Reflection and Outlook
We tried to declare success and move on a year
ago, but that didn’t work. This time really is different, because
Racket CS is ready to be the default Racket implementation. Time will
tell whether that difference is enough to allow a different focus in
the coming year. Given how much the CS compilation strategy
(ahead-of-time) differs from the BC strategy (bytecode compilation
plus a JIT), it’s not clear that the compile time, load time, and
memory footprint differences between BC and CS can be reduced further.
In terms of maintainability, one possible direction for improvement is
to shift even more Racket support into the Chez Scheme layer.
Gustavo’s decision to implement type reconstruction as a Chez Scheme
pass was good call. Contributor yjqww6’s implementation of
Racket-style lifting as a Chez Scheme pass was a clear improvement for
Racket CS, because it eliminated a larger pass on the “schemify”
side and implemented at a better layer of abstraction with less
interference on local optimizations. Similarly, extending Chez
Scheme’s support for weak hash tables, which was not difficult, allowed us
to discard a complex and slower implementation in the “rumble”
Racket-adapter layer. More direct support for left-to-right evaluation
guarantees and cross-linklet inlining could further reduce the
schemify layer, and maybe one day eliminate it.
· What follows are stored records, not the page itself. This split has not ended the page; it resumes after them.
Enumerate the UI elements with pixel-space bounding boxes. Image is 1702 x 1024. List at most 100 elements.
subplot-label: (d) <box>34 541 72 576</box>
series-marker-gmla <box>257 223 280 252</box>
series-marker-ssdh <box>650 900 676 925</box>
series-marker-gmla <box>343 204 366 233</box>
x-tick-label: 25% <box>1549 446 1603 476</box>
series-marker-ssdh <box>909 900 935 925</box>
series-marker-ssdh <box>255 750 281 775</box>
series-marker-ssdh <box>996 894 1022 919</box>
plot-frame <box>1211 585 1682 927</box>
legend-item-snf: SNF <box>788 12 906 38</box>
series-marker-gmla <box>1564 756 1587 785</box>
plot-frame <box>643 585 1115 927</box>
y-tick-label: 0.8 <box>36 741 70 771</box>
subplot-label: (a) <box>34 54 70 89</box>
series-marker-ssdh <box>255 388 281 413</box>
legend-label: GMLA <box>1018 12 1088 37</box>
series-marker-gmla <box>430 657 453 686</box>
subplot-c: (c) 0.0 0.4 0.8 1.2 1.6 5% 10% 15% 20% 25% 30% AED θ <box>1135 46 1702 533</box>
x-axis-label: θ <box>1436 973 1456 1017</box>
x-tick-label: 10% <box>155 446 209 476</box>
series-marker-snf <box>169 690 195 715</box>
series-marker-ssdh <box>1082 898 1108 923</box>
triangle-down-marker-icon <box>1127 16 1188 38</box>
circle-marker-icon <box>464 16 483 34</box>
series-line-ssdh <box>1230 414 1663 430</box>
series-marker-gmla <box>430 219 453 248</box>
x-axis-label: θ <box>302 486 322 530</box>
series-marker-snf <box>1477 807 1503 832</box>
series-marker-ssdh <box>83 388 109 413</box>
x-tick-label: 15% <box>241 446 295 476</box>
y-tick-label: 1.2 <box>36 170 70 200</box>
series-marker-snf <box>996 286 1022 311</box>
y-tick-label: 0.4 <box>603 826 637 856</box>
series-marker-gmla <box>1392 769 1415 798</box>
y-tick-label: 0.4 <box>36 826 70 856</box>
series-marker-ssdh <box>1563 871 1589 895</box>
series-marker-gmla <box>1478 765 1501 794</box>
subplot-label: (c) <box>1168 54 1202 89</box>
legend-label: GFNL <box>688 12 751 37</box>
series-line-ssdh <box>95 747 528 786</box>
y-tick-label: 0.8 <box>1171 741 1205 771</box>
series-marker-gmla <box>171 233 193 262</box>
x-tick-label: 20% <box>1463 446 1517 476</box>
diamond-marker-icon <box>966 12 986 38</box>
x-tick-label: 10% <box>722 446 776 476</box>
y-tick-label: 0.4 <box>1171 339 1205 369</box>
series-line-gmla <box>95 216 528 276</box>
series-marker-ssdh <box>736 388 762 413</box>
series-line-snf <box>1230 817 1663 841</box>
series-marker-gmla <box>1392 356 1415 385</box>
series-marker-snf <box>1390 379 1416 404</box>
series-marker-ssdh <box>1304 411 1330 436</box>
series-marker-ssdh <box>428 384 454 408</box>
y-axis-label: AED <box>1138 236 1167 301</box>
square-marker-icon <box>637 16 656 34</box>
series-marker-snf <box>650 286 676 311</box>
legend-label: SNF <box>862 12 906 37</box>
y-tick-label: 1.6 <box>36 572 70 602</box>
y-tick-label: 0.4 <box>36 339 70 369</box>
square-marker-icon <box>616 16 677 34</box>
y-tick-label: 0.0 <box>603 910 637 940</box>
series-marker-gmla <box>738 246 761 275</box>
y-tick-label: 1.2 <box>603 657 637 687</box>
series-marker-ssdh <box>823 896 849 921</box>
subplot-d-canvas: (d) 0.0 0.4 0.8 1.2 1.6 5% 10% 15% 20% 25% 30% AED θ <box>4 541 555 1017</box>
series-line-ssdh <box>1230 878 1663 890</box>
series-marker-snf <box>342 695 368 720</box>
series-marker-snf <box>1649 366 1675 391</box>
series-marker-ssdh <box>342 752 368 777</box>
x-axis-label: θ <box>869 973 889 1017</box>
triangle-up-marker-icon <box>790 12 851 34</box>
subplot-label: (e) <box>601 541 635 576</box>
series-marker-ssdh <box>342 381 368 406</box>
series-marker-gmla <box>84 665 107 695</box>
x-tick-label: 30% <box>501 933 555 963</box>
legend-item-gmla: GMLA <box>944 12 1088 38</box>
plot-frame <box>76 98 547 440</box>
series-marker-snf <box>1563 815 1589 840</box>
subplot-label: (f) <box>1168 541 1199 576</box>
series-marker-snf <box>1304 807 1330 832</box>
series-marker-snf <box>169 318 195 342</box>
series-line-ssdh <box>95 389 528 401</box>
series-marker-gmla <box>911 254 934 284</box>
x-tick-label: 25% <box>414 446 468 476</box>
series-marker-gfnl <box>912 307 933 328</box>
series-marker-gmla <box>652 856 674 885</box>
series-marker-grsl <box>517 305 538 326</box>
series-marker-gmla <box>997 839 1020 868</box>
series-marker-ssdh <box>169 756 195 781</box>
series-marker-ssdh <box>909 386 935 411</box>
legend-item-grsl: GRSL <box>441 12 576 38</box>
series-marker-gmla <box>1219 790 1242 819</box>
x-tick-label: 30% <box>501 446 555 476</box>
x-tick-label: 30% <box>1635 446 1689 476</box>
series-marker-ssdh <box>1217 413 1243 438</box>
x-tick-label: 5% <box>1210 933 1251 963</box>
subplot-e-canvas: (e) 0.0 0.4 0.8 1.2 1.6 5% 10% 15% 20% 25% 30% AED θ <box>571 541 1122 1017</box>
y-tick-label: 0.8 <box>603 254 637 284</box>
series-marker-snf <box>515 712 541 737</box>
We’ve mostly kept BC and CS in sync, so far, but moving forward,
Racket BC will not necessarily get new functionality that is added to
CS. After all, the point of CS is to eventually shed technical debt in
BC. This divergence has already started: Racket CS fully supports M1
Macs, but Racket BC runs only in interpreted mode or as x86_64 (i.e.,
we did not add an AArch64 JIT to Racket BC).
Thanks to Sam, Ryan, Robby, Matthias, and John for improving
this report. Special thanks to Sam, Paulo, and Robby for moving CS
testing forward. Many contributors helped track down and repair CS
bugs, and besides others mentioned, thanks to Shu-Hung, Sorawee, and
Bogdan for tackling some substantial repairs.